How to pass an arbitrary number of macro arguments from one macro to another? (a bit like splatting)

I have a macro which does stuff depending on how many inputs there are

macro my_macro(arg1)
    println("We got one argument.")
    sum = 1
    if arg1 isa Int64
        sum = sum + arg1
    end
    sum
end
macro my_macro(arg1, arg2)
    println("We got two argument.")
    sum = 1
    if arg1 isa Int64
        sum = sum + arg1
    end
    if arg2 isa Int64
        sum = sum + arg2
    end
    sum
end
macro my_macro(arg1, arg2, arg3)
    println("We got three argument.")
    sum = 1
    if arg1 isa Int64
        sum = sum + arg1
    end
    if arg2 isa Int64
        sum = sum + arg2
    end
    if arg3 isa Int64
        sum = sum + arg3
    end
    sum
end

(just an example to demonstrate what problem I have)
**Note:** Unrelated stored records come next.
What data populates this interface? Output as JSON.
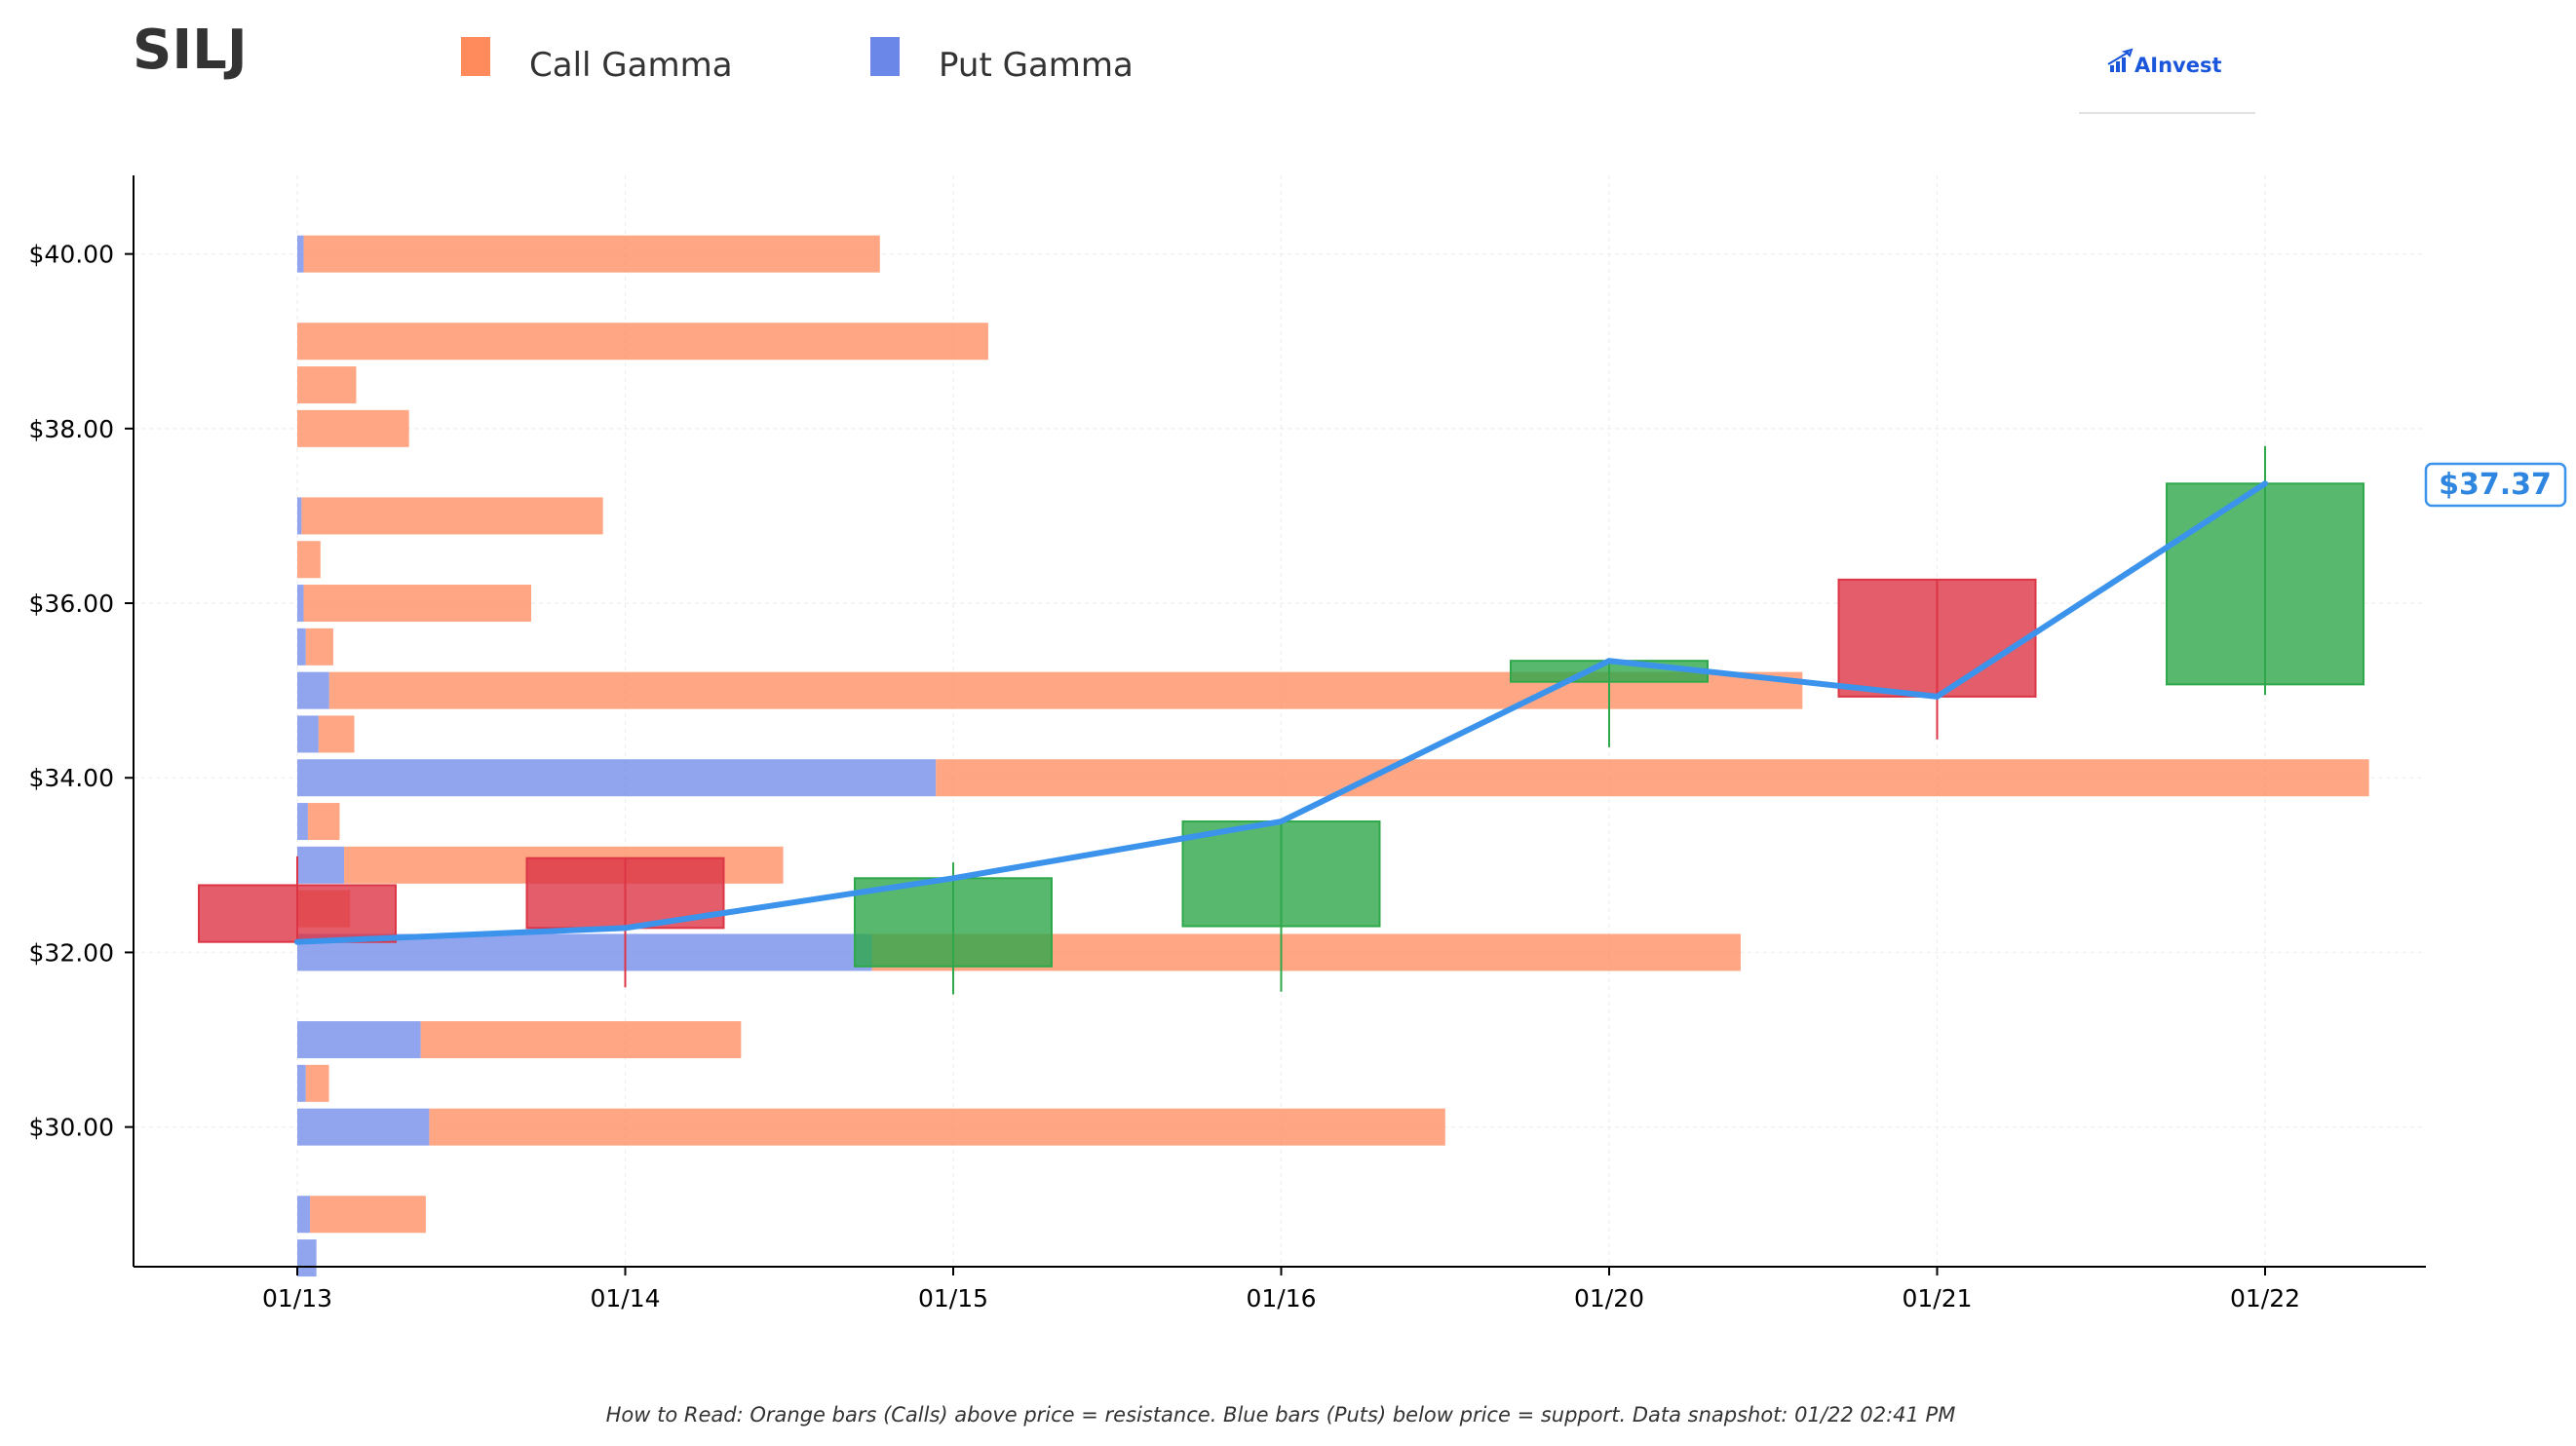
{
  "title": "SILJ",
  "legend": [
    {
      "label": "Call Gamma",
      "color": "#ff8a5c"
    },
    {
      "label": "Put Gamma",
      "color": "#6b87e8"
    }
  ],
  "logo": {
    "text": "AInvest",
    "icon": "bar-chart-arrow-icon"
  },
  "footnote": "How to Read: Orange bars (Calls) above price = resistance. Blue bars (Puts) below price = support. Data snapshot: 01/22 02:41 PM",
  "chart_data": {
    "type": "bar",
    "dates": [
      "01/13",
      "01/14",
      "01/15",
      "01/16",
      "01/20",
      "01/21",
      "01/22"
    ],
    "ylim": [
      28.4,
      40.9
    ],
    "y_ticks": [
      30,
      32,
      34,
      36,
      38,
      40
    ],
    "y_tick_labels": [
      "$30.00",
      "$32.00",
      "$34.00",
      "$36.00",
      "$38.00",
      "$40.00"
    ],
    "grid": true,
    "legend_position": "top",
    "candles": [
      {
        "date": "01/13",
        "open": 32.77,
        "high": 33.1,
        "low": 32.1,
        "close": 32.12
      },
      {
        "date": "01/14",
        "open": 33.08,
        "high": 33.08,
        "low": 31.6,
        "close": 32.28
      },
      {
        "date": "01/15",
        "open": 31.84,
        "high": 33.03,
        "low": 31.52,
        "close": 32.85
      },
      {
        "date": "01/16",
        "open": 32.3,
        "high": 33.5,
        "low": 31.55,
        "close": 33.5
      },
      {
        "date": "01/20",
        "open": 35.1,
        "high": 35.35,
        "low": 34.35,
        "close": 35.34
      },
      {
        "date": "01/21",
        "open": 36.27,
        "high": 36.27,
        "low": 34.44,
        "close": 34.93
      },
      {
        "date": "01/22",
        "open": 35.07,
        "high": 37.8,
        "low": 34.95,
        "close": 37.37
      }
    ],
    "close_line": {
      "color": "#3b93ec",
      "values": [
        32.12,
        32.28,
        32.85,
        33.5,
        35.34,
        34.93,
        37.37
      ]
    },
    "last_price_label": "$37.37",
    "gamma_by_strike": {
      "bar_scale_max": 1.0,
      "strikes": [
        40,
        39,
        38.5,
        38,
        37,
        36.5,
        36,
        35.5,
        35,
        34.5,
        34,
        33.5,
        33,
        32.5,
        32,
        31,
        30.5,
        30,
        29,
        28.5
      ],
      "call_gamma": [
        0.2707,
        0.3246,
        0.0277,
        0.0525,
        0.1416,
        0.0109,
        0.1069,
        0.0129,
        0.6921,
        0.0168,
        0.6733,
        0.0149,
        0.2063,
        0.0248,
        0.4081,
        0.1505,
        0.0109,
        0.4773,
        0.0544,
        0.0
      ],
      "put_gamma": [
        0.003,
        0.0,
        0.0,
        0.0,
        0.002,
        0.0,
        0.003,
        0.004,
        0.015,
        0.01,
        0.3,
        0.005,
        0.022,
        0.0,
        0.27,
        0.058,
        0.004,
        0.062,
        0.006,
        0.009
      ]
    },
    "colors": {
      "up": "#2ea84a",
      "down": "#dc3545",
      "call": "#ff8a5c",
      "put": "#6b87e8"
    }
  }
}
I then have another macro, which basically is the first macro + some modification. If my macros were functions I could just have done:

macro my_macor_expanded(args...)
    sum = my_macor_expanded(args...)
    return sum + 1
end

Now we are dealing with macros, so that do not work. However, I am not sure how to. E.g.

macro my_macro_expanded(args...)
    sum = :(@my_macro $args... )
    return sum + 1
end
@my_macro_expanded 1 2

even if I have two arguments, the internal @my_macro only gets a single one.

I believe you just need another set of parenthesis:

macro my_macro_expanded(args...)
    sum = :(@my_macro $(args... ))
    return sum + 1
end
1 Like

That worked, tons of thanks!

You can, in fact, call a macro with parenthesis, like a function. It does need the @ sign.

1 Like

You can also call a macro like this:

var"@my_macro"(__source__, __module__, args...)

For your example:

julia> macro my_macro_expanded(args...)
           sum = var"@my_macro"(__source__, __module__, args...)
           return sum + 1
       end
@my_macro_expanded (macro with 1 method)

julia> @my_macro_expanded 1 2
We got two argument.
5
1 Like

Thanks for the additional comments with more info, that is really useful to know!

Incidentally, there are some known pitfalls for passing arguments from one macro to another, if you “escape” an argument:

2 Likes

Thanks, for mentioning that.

I think i have actually run into this problem in my application. My macro requires me to escape at times, however, this feature fails, which is unfortunate.

Right now I am working around it by implementing my two macros twice (basically identically, but with a small change in the second set, which I initially mostly wanted to re-use the code from the first set).